Zamojska klasa okręgowa: Czas młodego wilka
Skoro nie udało się awansować poczułem się w obowiązku złożyć dymisję – mówił przed tygodniem były trener Huczwy Jerzy Bojko. Rezygnacja starego wilka została przyjęta, a jego funkcję przejął młody i głodny trenerskich sukcesów wilczek – Jacek Paszkiewicz.
- 13.07.2009 12:45
Choć kandydatów było kilku funkcja trenera trafiła w ręce zawodnika Huczwy Jacka Paszkiewicza. Rola szkoleniowca niej jest mu jednak obca. Przypomnijmy, że w poprzednim sezonie Paszkiewicz z dobrym rezultatem łączył obowiązki piłkarza i trenera w Spartakusie Szarowola.Nowy trener „biało-zielonych” zadebiutuje w roli szkoleniowca na pierwszych zajęciach, które wyznaczono we wtorek o godz.18.
Zanim jednak klub znalazł następcę dla Jerzego Bojki musiał uzupełnić własne najwyższe gremia. Podczas walnego okazało się, że chętnych do działania w Huczwie jest co niemiara. Ostatecznie zarząd będzie liczyć aż 11 członków.

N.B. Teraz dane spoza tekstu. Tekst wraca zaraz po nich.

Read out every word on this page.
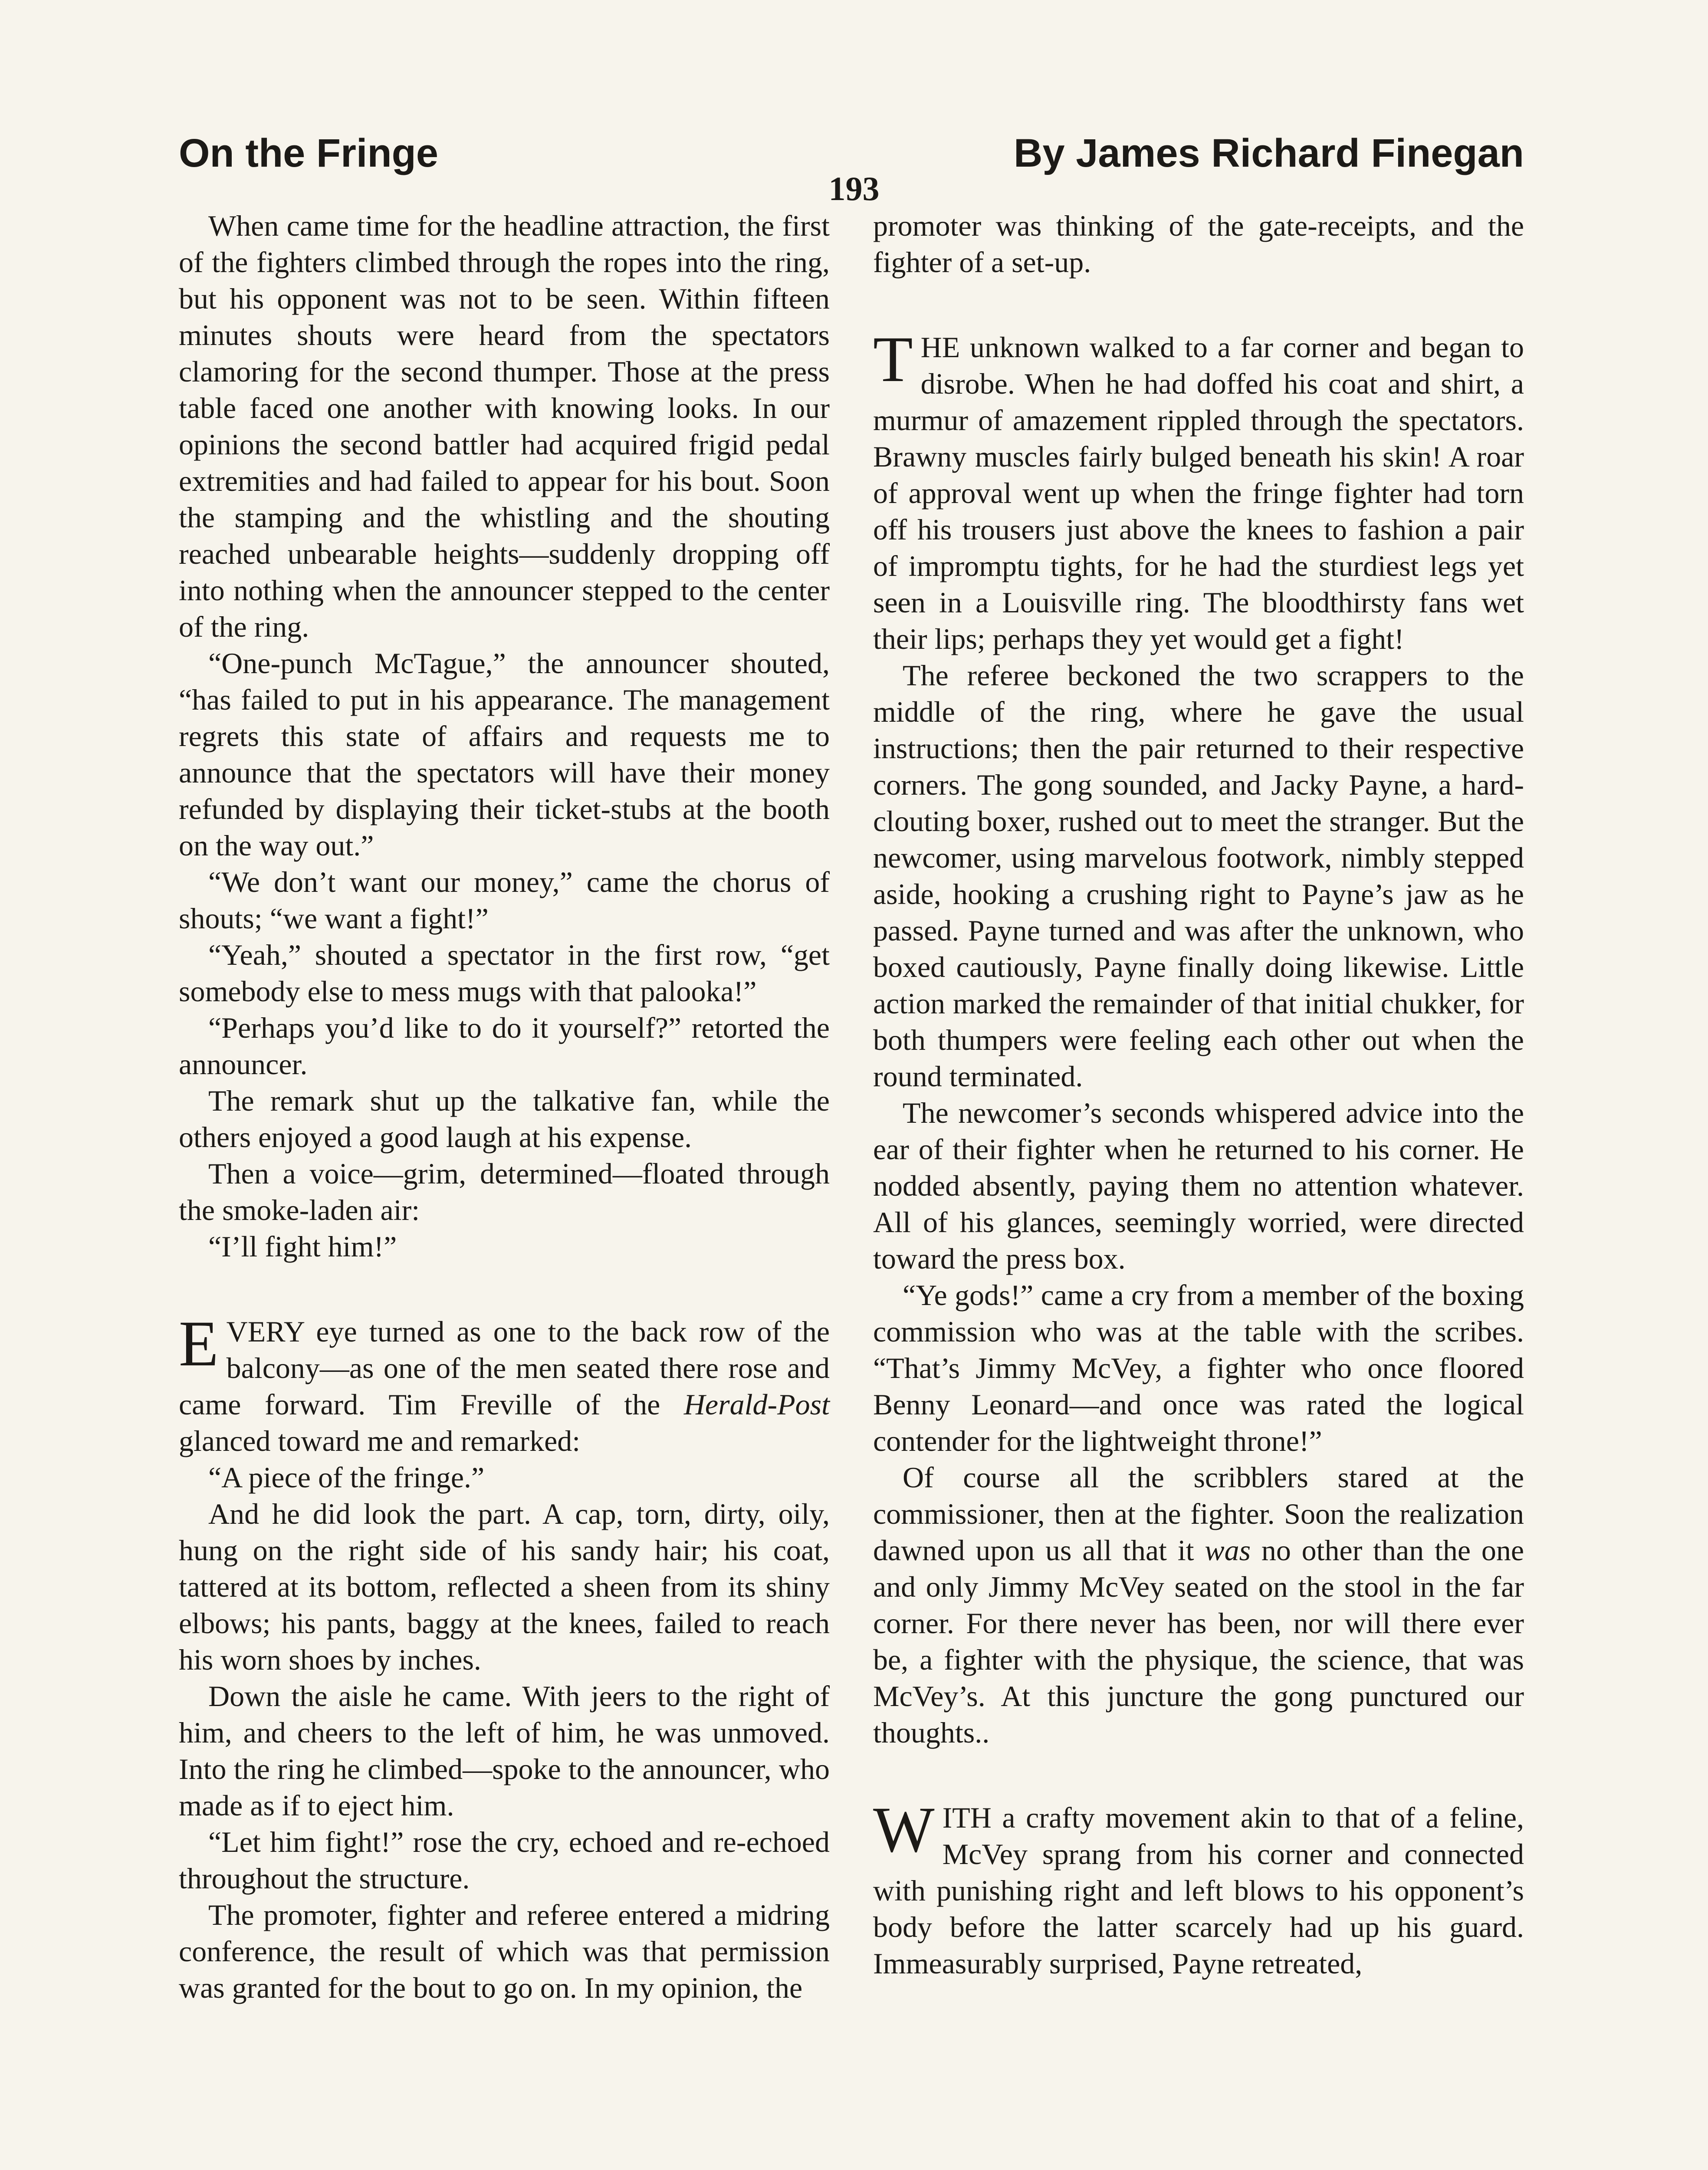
On the Fringe	By James Richard Finegan
193

When came time for the headline attraction, the first of the fighters climbed through the ropes into the ring, but his opponent was not to be seen. Within fifteen minutes shouts were heard from the spectators clamoring for the second thumper. Those at the press table faced one another with knowing looks. In our opinions the second battler had acquired frigid pedal extremities and had failed to appear for his bout. Soon the stamping and the whistling and the shouting reached unbearable heights—suddenly dropping off into nothing when the announcer stepped to the center of the ring.

“One-punch McTague,” the announcer shouted, “has failed to put in his appearance. The management regrets this state of affairs and requests me to announce that the spectators will have their money refunded by displaying their ticket-stubs at the booth on the way out.”

“We don’t want our money,” came the chorus of shouts; “we want a fight!”

“Yeah,” shouted a spectator in the first row, “get somebody else to mess mugs with that palooka!”

“Perhaps you’d like to do it yourself?” retorted the announcer.

The remark shut up the talkative fan, while the others enjoyed a good laugh at his expense.

Then a voice—grim, determined—floated through the smoke-laden air:

“I’ll fight him!”

EVERY eye turned as one to the back row of the balcony—as one of the men seated there rose and came forward. Tim Freville of the Herald-Post glanced toward me and remarked:

“A piece of the fringe.”

And he did look the part. A cap, torn, dirty, oily, hung on the right side of his sandy hair; his coat, tattered at its bottom, reflected a sheen from its shiny elbows; his pants, baggy at the knees, failed to reach his worn shoes by inches.

Down the aisle he came. With jeers to the right of him, and cheers to the left of him, he was unmoved. Into the ring he climbed—spoke to the announcer, who made as if to eject him.

“Let him fight!” rose the cry, echoed and re-echoed throughout the structure.

The promoter, fighter and referee entered a midring conference, the result of which was that permission was granted for the bout to go on. In my opinion, the

promoter was thinking of the gate-receipts, and the fighter of a set-up.

THE unknown walked to a far corner and began to disrobe. When he had doffed his coat and shirt, a murmur of amazement rippled through the spectators. Brawny muscles fairly bulged beneath his skin! A roar of approval went up when the fringe fighter had torn off his trousers just above the knees to fashion a pair of impromptu tights, for he had the sturdiest legs yet seen in a Louisville ring. The bloodthirsty fans wet their lips; perhaps they yet would get a fight!

The referee beckoned the two scrappers to the middle of the ring, where he gave the usual instructions; then the pair returned to their respective corners. The gong sounded, and Jacky Payne, a hard-clouting boxer, rushed out to meet the stranger. But the newcomer, using marvelous footwork, nimbly stepped aside, hooking a crushing right to Payne’s jaw as he passed. Payne turned and was after the unknown, who boxed cautiously, Payne finally doing likewise. Little action marked the remainder of that initial chukker, for both thumpers were feeling each other out when the round terminated.

The newcomer’s seconds whispered advice into the ear of their fighter when he returned to his corner. He nodded absently, paying them no attention whatever. All of his glances, seemingly worried, were directed toward the press box.

“Ye gods!” came a cry from a member of the boxing commission who was at the table with the scribes. “That’s Jimmy McVey, a fighter who once floored Benny Leonard—and once was rated the logical contender for the lightweight throne!”

Of course all the scribblers stared at the commissioner, then at the fighter. Soon the realization dawned upon us all that it was no other than the one and only Jimmy McVey seated on the stool in the far corner. For there never has been, nor will there ever be, a fighter with the physique, the science, that was McVey’s. At this juncture the gong punctured our thoughts..

WITH a crafty movement akin to that of a feline, McVey sprang from his corner and connected with punishing right and left blows to his opponent’s body before the latter scarcely had up his guard. Immeasurably surprised, Payne retreated,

Największym zaufaniem obdarzono Stanisława Gomołę, który będzie pełnił funkcję prezesa przez następna kadencję.
W przeprowadzeniu Huczwy do IV ligi pomagać mu będą wiceprezesi: Bogdan Bzdyra, Adam Maliszewski i Grzegorz Marszalec. We władzach klubu znaleźli się również: sekretarz Paweł Kościołko, skarbnik Andrzej Antoszewski oraz Jerzy Gąsior, Wojciech Radomski, Piotr Skórzyński, Edward Zabłocki i Adam Ziółkowski.
– Jeśli nie awansujemy jeszcze w tym roku, to nic się nie stanie – mówią działacze i zaraz dodają: organizacyjnie już spełniamy wymogi gry w wyższej lidze. Możemy pochwalić się wyremontowanymi szatniami, zadaszeniem nad trybuną trybuną, a wkrótce będziemy mieć 300 plastykowych krzesełek – chwalą się w Tyszowcach.
Awans Huczwy ma dokonać się własnymi siłami. Klub nie zamierza wydawać pieniędzy na pozyskiwanie zawodników z zewnątrz. Swoją szansę mają za to otrzymać uzdolnieniu gracze z ościennych miejscowości. – To oczywiste, że bardziej chcemy skupić się na miejscowej młodzieży. Tworzenie armii zaciężnej przerabiało już wiele klubów z naszego regionu. Jak to się dla nich kończyło wie chyba każdy kibic. Nie będziemy powielać takich wzorców – zarzekają się w Tyszowcach.